Gadis yang dia lihat tampak berbeda dari lima tahun yang lalu. Lebih dewasa, cantik, percaya diri dengan gaun ungu panjang membentuk lekuk tubuhnya dengan punggung terbuka. Rambut hitamnya tersanggul modern. Tersenyum pada semua orang dengan ramah dan menyapa beberapa tamu wanita dengan menempelkan pipi.

Dandanan yang tak terlalu mencolok tapi anggun sangat indah dipandang. Seketika suasana melambat menyisakan Miranda dan dirinya yang berada di sana.

Diapun menjadi bodoh juga seperti Evans yang menatap kagum. Ternyata Miranda adalah gadis atau sudah menjadi wanita dewasa misterius yang diceritakan Evans. Wanita yang sangat menjaga jarak darinya. Tepat saat itu Evans berbisik," Gue daritadi mau kasih tahu kalau namanya Miranda."

..........................

Saat perkenalan Miranda justru bersikap biasa saja seperti dua orang asing yang baru mengenal. Hal itu membuat Arifin sakit. Wanita itu seolah melupakannya.

Saat berada di balkon, Arifin tak menyiakan kesempatan untuk berbicara dengan Miranda. Mereka berdua sedang menatap langit malam.
"Apa kabar, Ra?" tanya Arifin lembut.

Miranda menoleh dengan gerak anggun. "Kamu bisa lihat sendiri." Wanita itu tersenyum tipis menegak anggurnya dengan bibir berbalut lipstik merah. Dan yang pasti dulu walau mantan kekasihnya itu tak suka lipstik merah.
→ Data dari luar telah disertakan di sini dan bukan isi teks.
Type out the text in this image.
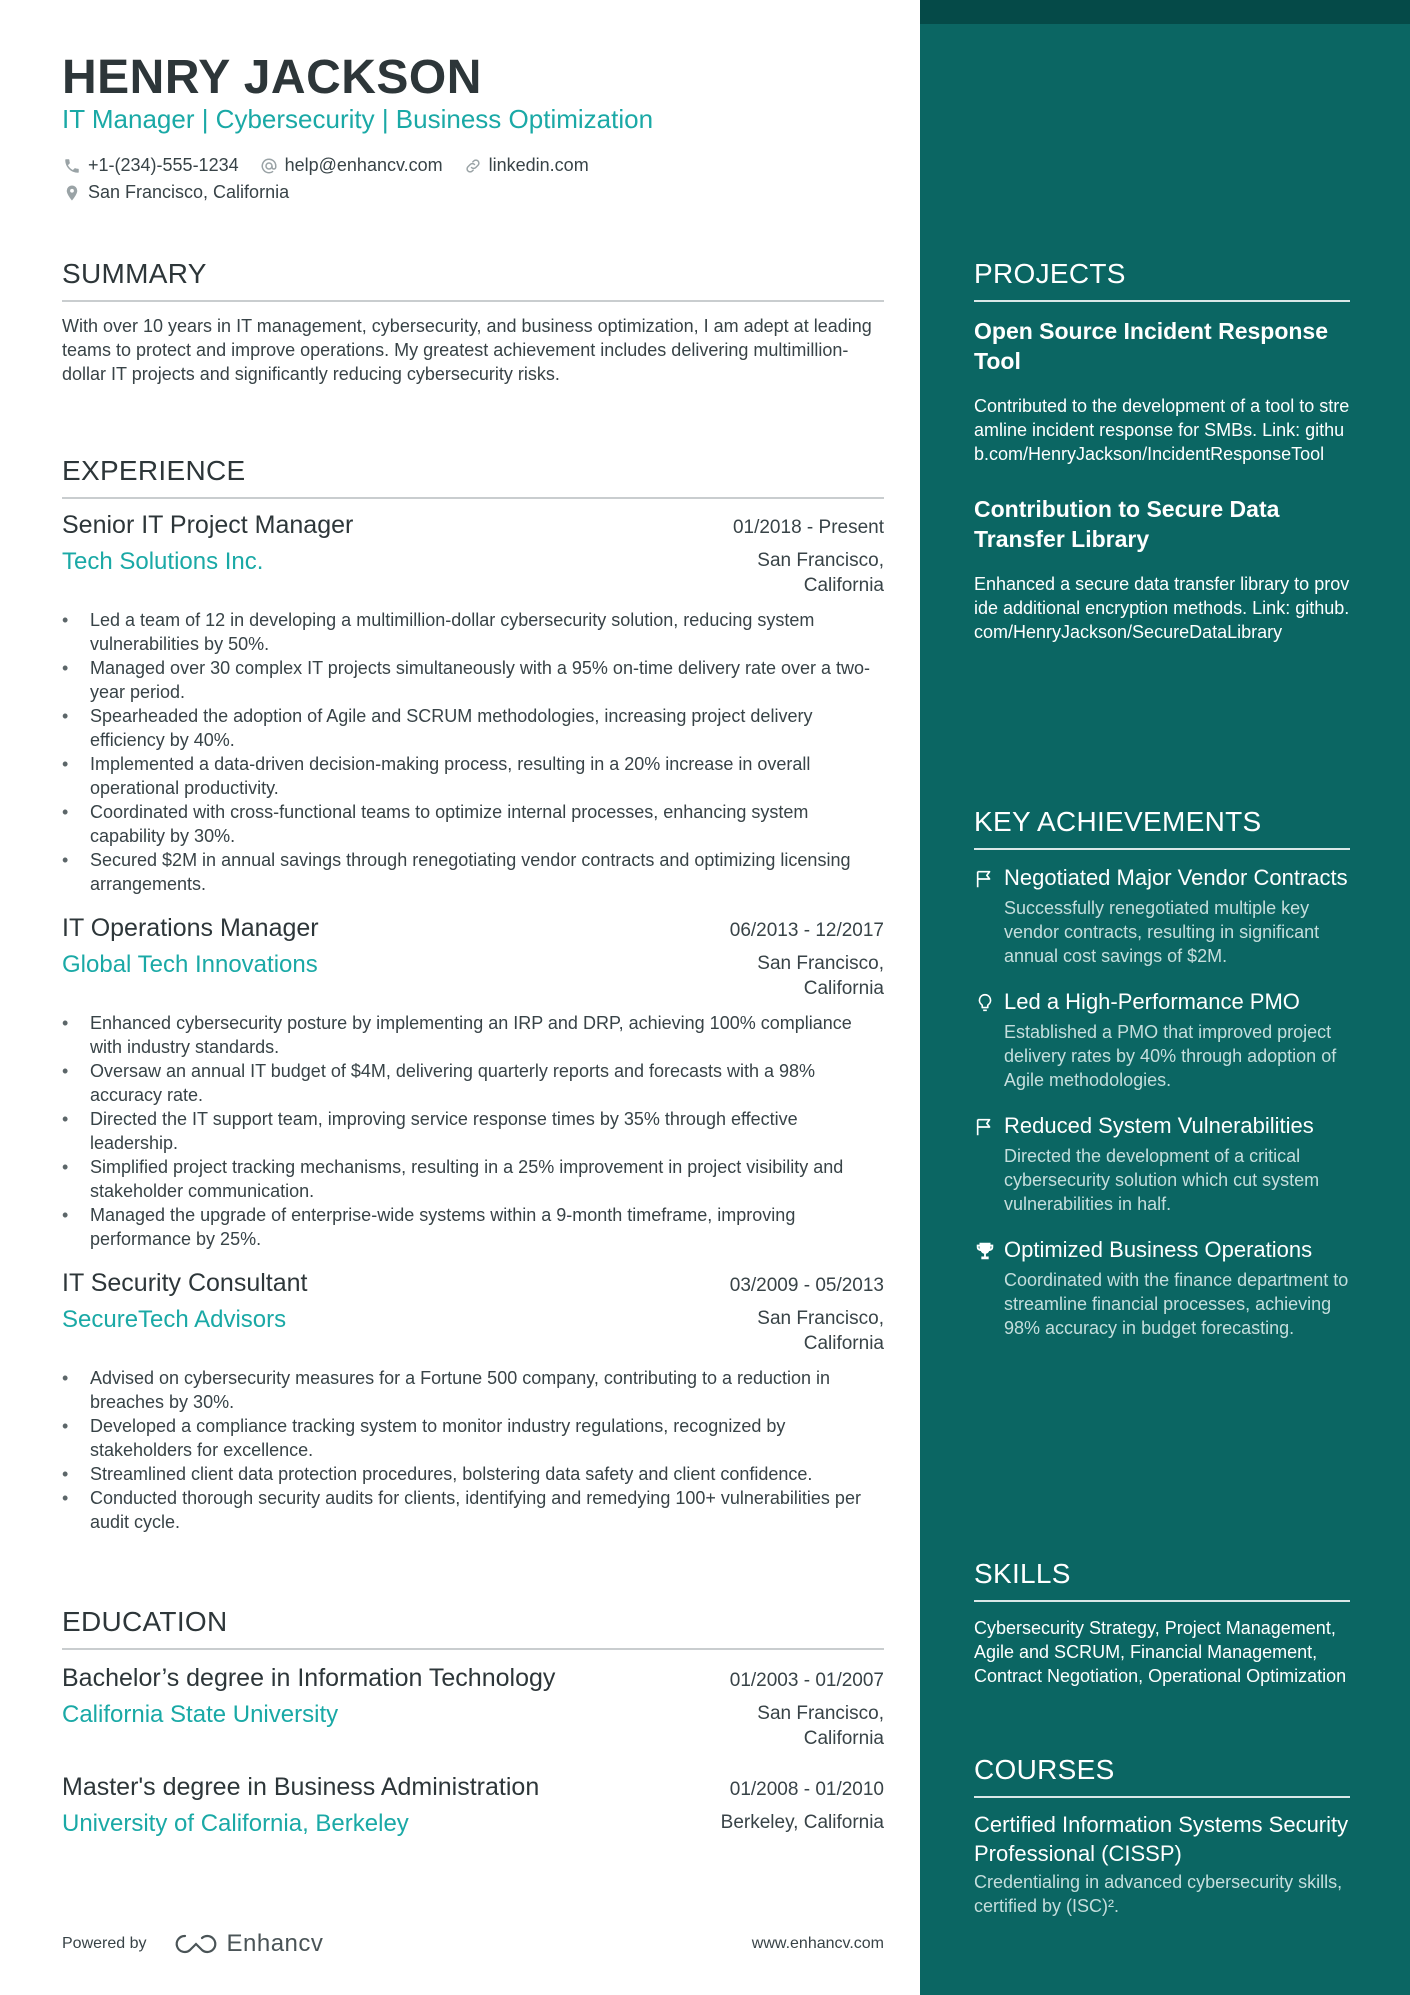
HENRY JACKSON
IT Manager | Cybersecurity | Business Optimization
+1-(234)-555-1234	help@enhancv.com	linkedin.com
San Francisco, California
SUMMARY
With over 10 years in IT management, cybersecurity, and business optimization, I am adept at leading teams to protect and improve operations. My greatest achievement includes delivering multimillion-dollar IT projects and significantly reducing cybersecurity risks.
EXPERIENCE
Senior IT Project Manager	01/2018 - Present
Tech Solutions Inc.	San Francisco, California
• Led a team of 12 in developing a multimillion-dollar cybersecurity solution, reducing system vulnerabilities by 50%.
• Managed over 30 complex IT projects simultaneously with a 95% on-time delivery rate over a two-year period.
• Spearheaded the adoption of Agile and SCRUM methodologies, increasing project delivery efficiency by 40%.
• Implemented a data-driven decision-making process, resulting in a 20% increase in overall operational productivity.
• Coordinated with cross-functional teams to optimize internal processes, enhancing system capability by 30%.
• Secured $2M in annual savings through renegotiating vendor contracts and optimizing licensing arrangements.
IT Operations Manager	06/2013 - 12/2017
Global Tech Innovations	San Francisco, California
• Enhanced cybersecurity posture by implementing an IRP and DRP, achieving 100% compliance with industry standards.
• Oversaw an annual IT budget of $4M, delivering quarterly reports and forecasts with a 98% accuracy rate.
• Directed the IT support team, improving service response times by 35% through effective leadership.
• Simplified project tracking mechanisms, resulting in a 25% improvement in project visibility and stakeholder communication.
• Managed the upgrade of enterprise-wide systems within a 9-month timeframe, improving performance by 25%.
IT Security Consultant	03/2009 - 05/2013
SecureTech Advisors	San Francisco, California
• Advised on cybersecurity measures for a Fortune 500 company, contributing to a reduction in breaches by 30%.
• Developed a compliance tracking system to monitor industry regulations, recognized by stakeholders for excellence.
• Streamlined client data protection procedures, bolstering data safety and client confidence.
• Conducted thorough security audits for clients, identifying and remedying 100+ vulnerabilities per audit cycle.
EDUCATION
Bachelor’s degree in Information Technology	01/2003 - 01/2007
California State University	San Francisco, California
Master's degree in Business Administration	01/2008 - 01/2010
University of California, Berkeley	Berkeley, California
Powered by	Enhancv	www.enhancv.com
PROJECTS
Open Source Incident Response Tool
Contributed to the development of a tool to streamline incident response for SMBs. Link: github.com/HenryJackson/IncidentResponseTool
Contribution to Secure Data Transfer Library
Enhanced a secure data transfer library to provide additional encryption methods. Link: github.com/HenryJackson/SecureDataLibrary
KEY ACHIEVEMENTS
Negotiated Major Vendor Contracts
Successfully renegotiated multiple key vendor contracts, resulting in significant annual cost savings of $2M.
Led a High-Performance PMO
Established a PMO that improved project delivery rates by 40% through adoption of Agile methodologies.
Reduced System Vulnerabilities
Directed the development of a critical cybersecurity solution which cut system vulnerabilities in half.
Optimized Business Operations
Coordinated with the finance department to streamline financial processes, achieving 98% accuracy in budget forecasting.
SKILLS
Cybersecurity Strategy, Project Management, Agile and SCRUM, Financial Management, Contract Negotiation, Operational Optimization
COURSES
Certified Information Systems Security Professional (CISSP)
Credentialing in advanced cybersecurity skills, certified by (ISC)².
Arifin akan dengan senang hati mengecup bibir lembut yang selalu lebih suka lipgloss pink.

Hening beberapa saat. Mereka sama-sama melihat langit yang sama tanpa bintang. Meresapi kenangan indah dan pahit mereka dulu. Arifin dicampur rasa bahagia, canggung dan bersyukur bertemu Miranda.

"Selamat, kamu sudah sukses dengan usaha sepatu sneakers yang berdiri dua cabang," ucap Arifin mengulurkan tangan. Tersenyum lagi.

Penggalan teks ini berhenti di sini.